Hal apa saja yang menunjukkan keadaan bahasa-bahasa Nusantara?

Indonesia menempati peringkat ke dua tertinggi sebagai negara yang memiliki jumlah bahasa daerah setelah Papua Nugini (SIL International:2014), dengan jumlah 746 bahasa daerah dari total bahasa daerah sedunia sekitar 7100 (“Ethnologue Languages of the World,” 2014). Keadaan tersebut tentu membuat suatu kebanggaan tersendiri bagi bangsa Indonesia, bahkan dunia mulai memfokuskan perhatian terhadap kekayaan bahasa di planet ini dengan ditetapkannya tanggal 21 Februari sebagai bahasa ibu oleh UNESCO. Namun mampukah bangsa Indonesia mempertahankan citra sebagai bangsa multilingual, ataukah akan beralih menuju masyarakat monolingual, mengingat gencarnya usaha dan propaganda keberhasilan perencanaan bahasa nasional, yaitu bahasa Indonesia? Berbagai penelitian terhadap bahasa-bahasa daerah di Indonesia cenderung menunjukkan hasil yang seragam yang mengarah kepada pergeseran bahasa, bahkan beberapa diantaranya menuju kepada kepunahan bahasa.

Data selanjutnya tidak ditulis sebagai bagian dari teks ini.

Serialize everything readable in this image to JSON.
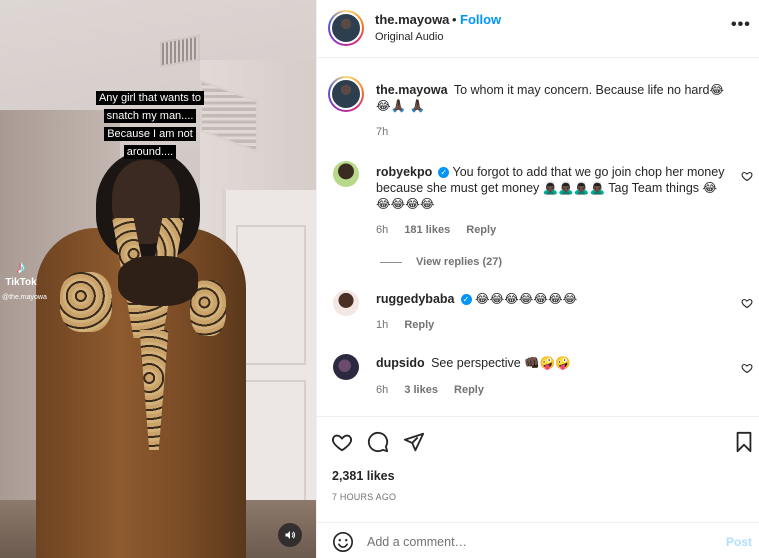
{
  "video": {
    "caption": "Any girl that wants to snatch my man.... Because I am not around....",
    "watermark": "TikTok",
    "watermark_handle": "@the.mayowa"
  },
  "header": {
    "username": "the.mayowa",
    "separator": "•",
    "follow_label": "Follow",
    "audio": "Original Audio",
    "more": "•••"
  },
  "caption_comment": {
    "username": "the.mayowa",
    "text": "To whom it may concern. Because life no hard😂 😂🙏🏿 🙏🏿",
    "time": "7h"
  },
  "comments": [
    {
      "username": "robyekpo",
      "verified": true,
      "text": "You forgot to add that we go join chop her money because she must get money 🙇🏿‍♂️🙇🏿‍♂️🙇🏿‍♂️🙇🏿‍♂️ Tag Team things 😂😂😂😂😂",
      "time": "6h",
      "likes": "181 likes",
      "reply": "Reply",
      "view_replies": "View replies (27)"
    },
    {
      "username": "ruggedybaba",
      "verified": true,
      "text": "😂😂😂😂😂😂😂",
      "time": "1h",
      "reply": "Reply"
    },
    {
      "username": "dupsido",
      "verified": false,
      "text": "See perspective 👊🏿🤪🤪",
      "time": "6h",
      "likes": "3 likes",
      "reply": "Reply"
    }
  ],
  "footer": {
    "likes": "2,381 likes",
    "date": "7 HOURS AGO",
    "comment_placeholder": "Add a comment…",
    "post_label": "Post"
  },
  "colors": {
    "link": "#0095f6",
    "post_disabled": "#b2dffc",
    "muted": "#737373"
  }
}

Kondisi bahasa daerah yang semakin terpinggirkan biasanya menjangkiti mereka yang dikategorikan sebagai golongan remaja atau kaum muda. Masa krusial pada aspek daur hidup manusia adalah masa remaja. Usia remaja sangat rentan oleh pengaruh dari dunia luar karena pada usia itu terjadi proses pencarian jati diri. Pada sisi bahasa, remaja menjadi komunitas yang memiliki kecenderungan untuk berubah. Perubahan tersebut seperti tercerabut dari akar bahasanya sendiri. Tidak jarang di perkotaan terjadi fenomena bahwa kaum remaja tidak menguasai lagi bahasa daerahnya, apalagi dengan maraknya apa yang kita kenal dengan bahasa gaul. Sebenarnya bahasa yang sehat adalah bahasa yang produktif, bisa berkembang menyesuaikan dengan perkembangan jaman. Akan tetapi, alangkah bijaknya apabila dasar fondasi bahasa daerah atau bahasa pertama diperkuat terlebih dahulu.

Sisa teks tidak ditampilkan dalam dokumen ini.